The Mavericks have made the playoffs 15 out of the last 16 seasons, so that part could be doable for Deron Williams, who re-signed with the team for one year this off-season. However, Williams also needs to play in 72 games – which hasn't happened since 2013, make the All-Star team – which he hasn't done since 2012, and earn All-NBA honors (not since 2010) to take home his full incentives, which total $1 million.

Conversely, Atlanta's Dennis Schroder has never made an All-Star Game, but he just signed a big contract extension with the Hawks his off-season for four years and $62 million. The team is trusting him to be their point guard of the future, and are offering up to $2 million if the German reaches certain milestones. It starts with an All-Star appearance, and it ends with a combination of games played and the Hawks reaching or winning the NBA championship. Hey, LeBron can't coast to the Finals EVERY year, can he?

Kevin C. Cox/Getty Images

Kevin C. Cox/Getty Images

Probably Not Gonna Happen

Other players may fall short of incentive bonuses after missing time early this season. The Pelicans' Jrue Holiday took a leave of absence from the team to be with his wife, who underwent surgery for brain cancer. As a result, he may not reach 65 games played, which would prevent him from earning an additional $1.2 million. Obviously, the health and wellbeing of his family come first, which is a noble act on Holiday's part.

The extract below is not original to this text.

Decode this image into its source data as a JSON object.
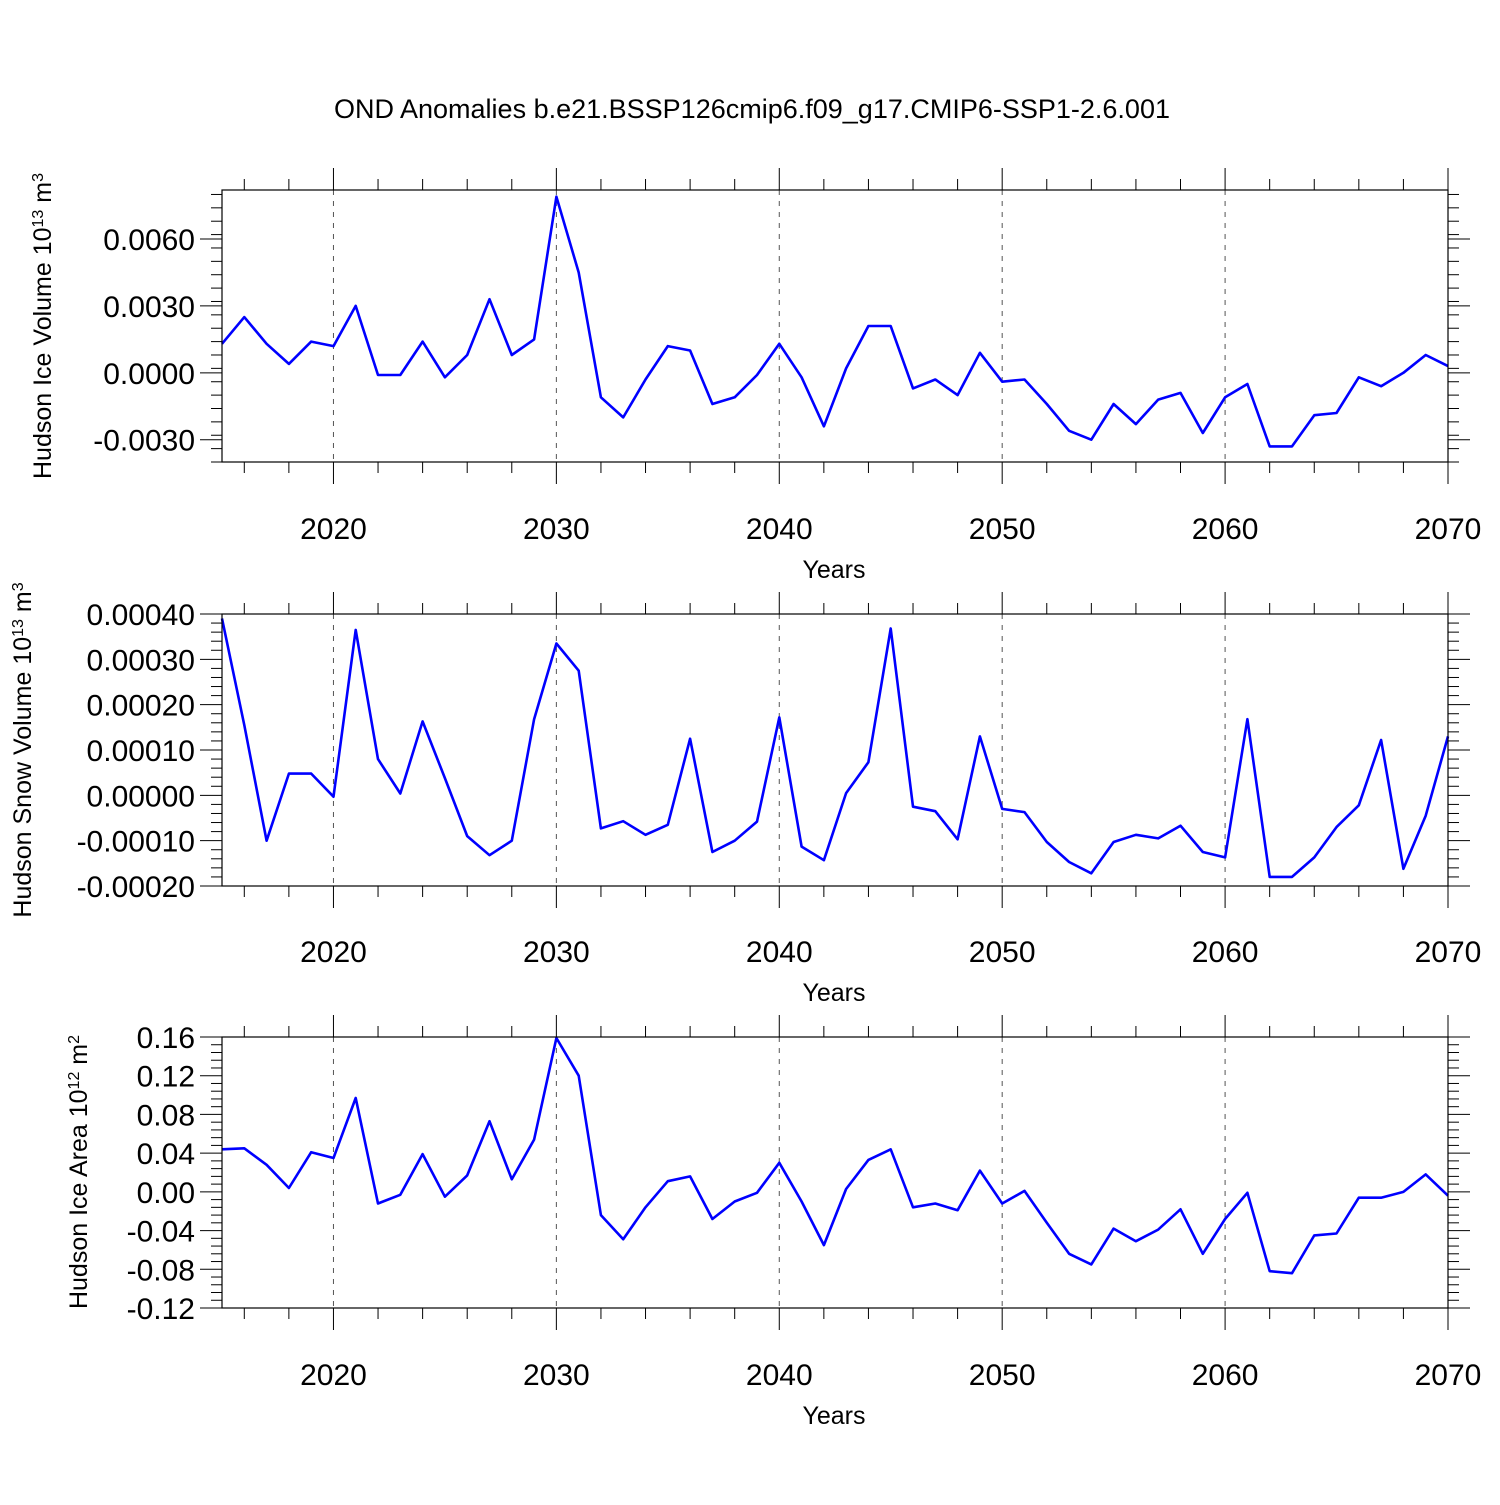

Similarly, the Timberwolves' Nikola Pekovic came into this season with high aspirations – he had fairly achievable bonuses based on awards, games and making the All-Star team that could equal up to $1.6 million. But a foot injury has sidelined him for the year, and it's unknown if his incentives will stick around next season.

Other players have bonuses tied to their team success, which, frankly, looks to be near impossible. Chicago's Nikola Mirotic can earn $800,000 if the Bulls win at least 65 games this season. They've had a pretty decent start, but they'd need to pick it up quite a bit for Mirotic to make his extra money. Meanwhile, Holiday's teammate, Omer Asik, can earn bonuses if he makes an All-Star Game – which he's never done before – and also if the Pelicans reach the conference finals, the NBA finals, and/or win the NBA championship. Considering New Orleans was the last team to get a win this season, it's safe to say that's a long shot.